Mais ce qui a changé aussi c’est la position des élus de l’Indre par rapport à ce dossier. Le Poinçonnet a été le premier, en juillet 2005 à donner le nom de Mis et Thiennot à l’espace où se sont retrouvés jeudi soir les élus, membres du comité de soutien, sympathisants, autour de l’épouse et du fils de Gabriel Thiennot. Derrière Le Poinçonnet dix neuf communes, dont Châteauroux l’été dernier, ont rendu hommage aux deux hommes en baptisant une rue, un square ou une place à leurs noms associés pour l’histoire.

Des actes de désobéissance civique qui n’ont jamais fait l’objet d’un recours du préfet devant le tribunal administratif. Mis et Thiennot restent des criminels aux yeux de la loi.

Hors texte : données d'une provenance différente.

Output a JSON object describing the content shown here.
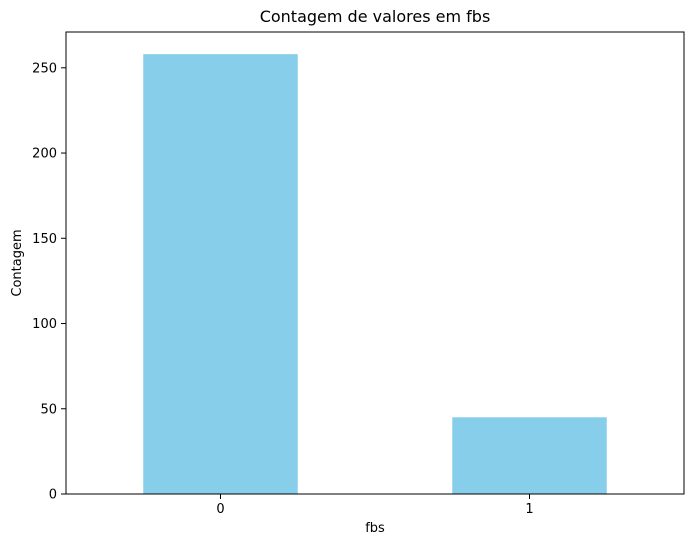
{
  "chart_data": {
    "type": "bar",
    "title": "Contagem de valores em fbs",
    "xlabel": "fbs",
    "ylabel": "Contagem",
    "categories": [
      "0",
      "1"
    ],
    "values": [
      258,
      45
    ],
    "ylim": [
      0,
      271
    ],
    "yticks": [
      0,
      50,
      100,
      150,
      200,
      250
    ],
    "bar_color": "#87ceeb",
    "grid": false,
    "legend": "none"
  }
}
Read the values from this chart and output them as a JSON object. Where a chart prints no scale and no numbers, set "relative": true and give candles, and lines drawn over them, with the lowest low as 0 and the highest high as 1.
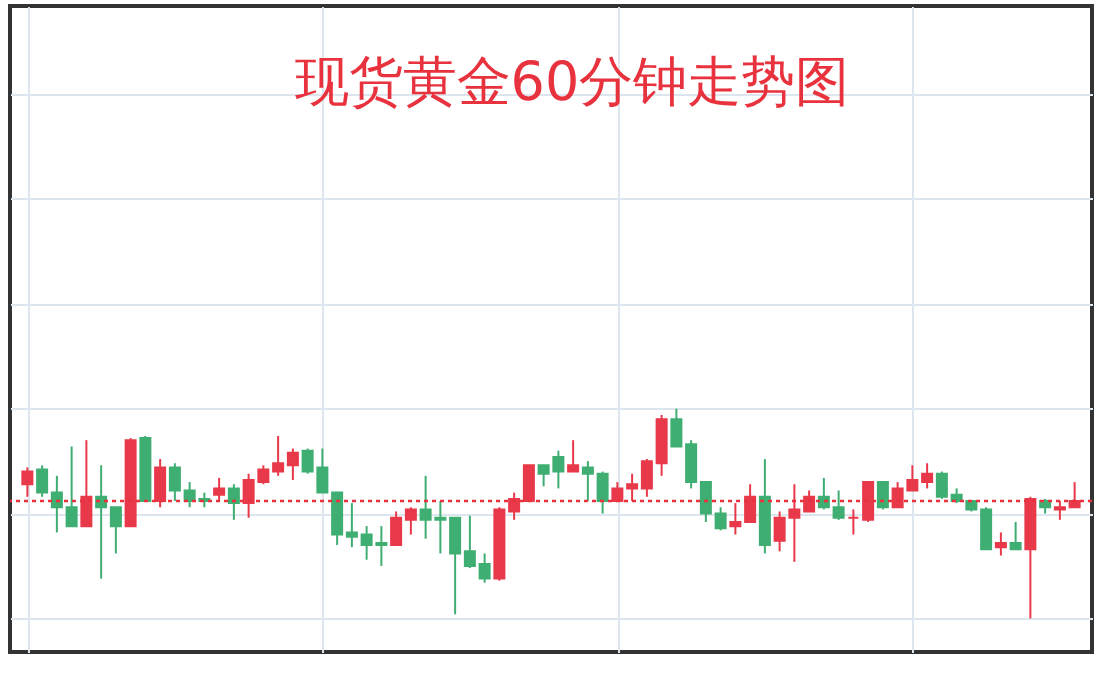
{
  "chart_data": {
    "type": "candlestick",
    "title": "现货黄金60分钟走势图",
    "relative": true,
    "grid": true,
    "categories": [
      null,
      null,
      null,
      null,
      null,
      null,
      null,
      null,
      null,
      null,
      null,
      null,
      null,
      null,
      null,
      null,
      null,
      null,
      null,
      null,
      null,
      null,
      null,
      null,
      null,
      null,
      null,
      null,
      null,
      null,
      null,
      null,
      null,
      null,
      null,
      null,
      null,
      null,
      null,
      null,
      null,
      null,
      null,
      null,
      null,
      null,
      null,
      null,
      null,
      null,
      null,
      null,
      null,
      null,
      null,
      null,
      null,
      null,
      null,
      null,
      null,
      null,
      null,
      null,
      null,
      null,
      null,
      null,
      null,
      null,
      null,
      null
    ],
    "ohlc": [
      [
        0.64,
        0.72,
        0.58,
        0.7
      ],
      [
        0.71,
        0.73,
        0.58,
        0.6
      ],
      [
        0.6,
        0.68,
        0.41,
        0.53
      ],
      [
        0.53,
        0.82,
        0.44,
        0.44
      ],
      [
        0.44,
        0.85,
        0.44,
        0.58
      ],
      [
        0.58,
        0.73,
        0.19,
        0.53
      ],
      [
        0.53,
        0.53,
        0.31,
        0.44
      ],
      [
        0.44,
        0.86,
        0.44,
        0.85
      ],
      [
        0.86,
        0.87,
        0.56,
        0.56
      ],
      [
        0.56,
        0.76,
        0.53,
        0.72
      ],
      [
        0.72,
        0.74,
        0.56,
        0.61
      ],
      [
        0.61,
        0.65,
        0.53,
        0.56
      ],
      [
        0.57,
        0.6,
        0.53,
        0.56
      ],
      [
        0.59,
        0.67,
        0.56,
        0.62
      ],
      [
        0.62,
        0.64,
        0.47,
        0.55
      ],
      [
        0.55,
        0.69,
        0.48,
        0.66
      ],
      [
        0.65,
        0.73,
        0.64,
        0.71
      ],
      [
        0.7,
        0.87,
        0.68,
        0.74
      ],
      [
        0.73,
        0.81,
        0.66,
        0.79
      ],
      [
        0.8,
        0.81,
        0.69,
        0.7
      ],
      [
        0.72,
        0.81,
        0.6,
        0.6
      ],
      [
        0.6,
        0.6,
        0.35,
        0.4
      ],
      [
        0.41,
        0.55,
        0.34,
        0.39
      ],
      [
        0.4,
        0.44,
        0.28,
        0.35
      ],
      [
        0.36,
        0.44,
        0.25,
        0.35
      ],
      [
        0.35,
        0.51,
        0.35,
        0.48
      ],
      [
        0.47,
        0.53,
        0.4,
        0.52
      ],
      [
        0.52,
        0.68,
        0.38,
        0.47
      ],
      [
        0.48,
        0.56,
        0.31,
        0.47
      ],
      [
        0.48,
        0.48,
        0.02,
        0.31
      ],
      [
        0.32,
        0.49,
        0.24,
        0.25
      ],
      [
        0.26,
        0.31,
        0.17,
        0.19
      ],
      [
        0.19,
        0.53,
        0.18,
        0.52
      ],
      [
        0.51,
        0.6,
        0.47,
        0.57
      ],
      [
        0.56,
        0.73,
        0.56,
        0.73
      ],
      [
        0.73,
        0.73,
        0.63,
        0.69
      ],
      [
        0.77,
        0.8,
        0.62,
        0.7
      ],
      [
        0.7,
        0.85,
        0.7,
        0.73
      ],
      [
        0.72,
        0.75,
        0.56,
        0.69
      ],
      [
        0.69,
        0.7,
        0.5,
        0.56
      ],
      [
        0.56,
        0.65,
        0.56,
        0.62
      ],
      [
        0.62,
        0.69,
        0.56,
        0.64
      ],
      [
        0.62,
        0.76,
        0.58,
        0.75
      ],
      [
        0.74,
        0.97,
        0.68,
        0.95
      ],
      [
        0.95,
        1,
        0.82,
        0.82
      ],
      [
        0.83,
        0.85,
        0.62,
        0.65
      ],
      [
        0.65,
        0.65,
        0.46,
        0.5
      ],
      [
        0.5,
        0.53,
        0.42,
        0.43
      ],
      [
        0.44,
        0.55,
        0.4,
        0.46
      ],
      [
        0.46,
        0.64,
        0.46,
        0.58
      ],
      [
        0.58,
        0.76,
        0.31,
        0.35
      ],
      [
        0.37,
        0.51,
        0.32,
        0.48
      ],
      [
        0.48,
        0.64,
        0.27,
        0.52
      ],
      [
        0.51,
        0.61,
        0.51,
        0.58
      ],
      [
        0.58,
        0.67,
        0.52,
        0.53
      ],
      [
        0.53,
        0.61,
        0.47,
        0.48
      ],
      [
        0.48,
        0.52,
        0.4,
        0.48
      ],
      [
        0.47,
        0.65,
        0.46,
        0.65
      ],
      [
        0.65,
        0.65,
        0.52,
        0.53
      ],
      [
        0.53,
        0.65,
        0.53,
        0.62
      ],
      [
        0.61,
        0.73,
        0.61,
        0.66
      ],
      [
        0.65,
        0.74,
        0.62,
        0.69
      ],
      [
        0.69,
        0.7,
        0.57,
        0.58
      ],
      [
        0.59,
        0.62,
        0.55,
        0.56
      ],
      [
        0.56,
        0.56,
        0.51,
        0.52
      ],
      [
        0.52,
        0.53,
        0.33,
        0.33
      ],
      [
        0.34,
        0.41,
        0.3,
        0.36
      ],
      [
        0.36,
        0.46,
        0.33,
        0.33
      ],
      [
        0.33,
        0.58,
        0,
        0.57
      ],
      [
        0.56,
        0.57,
        0.5,
        0.53
      ],
      [
        0.52,
        0.56,
        0.47,
        0.53
      ],
      [
        0.53,
        0.65,
        0.53,
        0.56
      ]
    ],
    "colors": [
      "#e8394a",
      "#3fae72",
      "#3fae72",
      "#3fae72",
      "#e8394a",
      "#3fae72",
      "#3fae72",
      "#e8394a",
      "#3fae72",
      "#e8394a",
      "#3fae72",
      "#3fae72",
      "#3fae72",
      "#e8394a",
      "#3fae72",
      "#e8394a",
      "#e8394a",
      "#e8394a",
      "#e8394a",
      "#3fae72",
      "#3fae72",
      "#3fae72",
      "#3fae72",
      "#3fae72",
      "#3fae72",
      "#e8394a",
      "#e8394a",
      "#3fae72",
      "#3fae72",
      "#3fae72",
      "#3fae72",
      "#3fae72",
      "#e8394a",
      "#e8394a",
      "#e8394a",
      "#3fae72",
      "#3fae72",
      "#e8394a",
      "#3fae72",
      "#3fae72",
      "#e8394a",
      "#e8394a",
      "#e8394a",
      "#e8394a",
      "#3fae72",
      "#3fae72",
      "#3fae72",
      "#3fae72",
      "#e8394a",
      "#e8394a",
      "#3fae72",
      "#e8394a",
      "#e8394a",
      "#e8394a",
      "#3fae72",
      "#3fae72",
      "#e8394a",
      "#e8394a",
      "#3fae72",
      "#e8394a",
      "#e8394a",
      "#e8394a",
      "#3fae72",
      "#3fae72",
      "#3fae72",
      "#3fae72",
      "#e8394a",
      "#3fae72",
      "#e8394a",
      "#3fae72",
      "#e8394a",
      "#e8394a"
    ],
    "ref_lines": [
      {
        "axis": "y",
        "value": 0.56,
        "color": "#e8333f",
        "line_style": "dotted"
      }
    ]
  }
}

Pourtant Jean Petitprêtre persiste et signe. L’autre soir il a assuré à ses collègues maires que leur décision était l’honneur de la République et qu’elle était la traduction dans les actes du mot Fraternité, inscrit au fronton de leur mairie.

Alors le comité verra-t-il son combat aboutir en 2017 ? Compte tenu des lenteurs de la justice il faut plutôt tabler sur 2018, mais Helga Potier, présidente du comité de soutien peut envisager la dissolution prochaine de son association. D’ici là, elle aura présidé au moins cinq lieux dédiés à la mémoire de Mis et Thiennot dans les villages de l’Indre.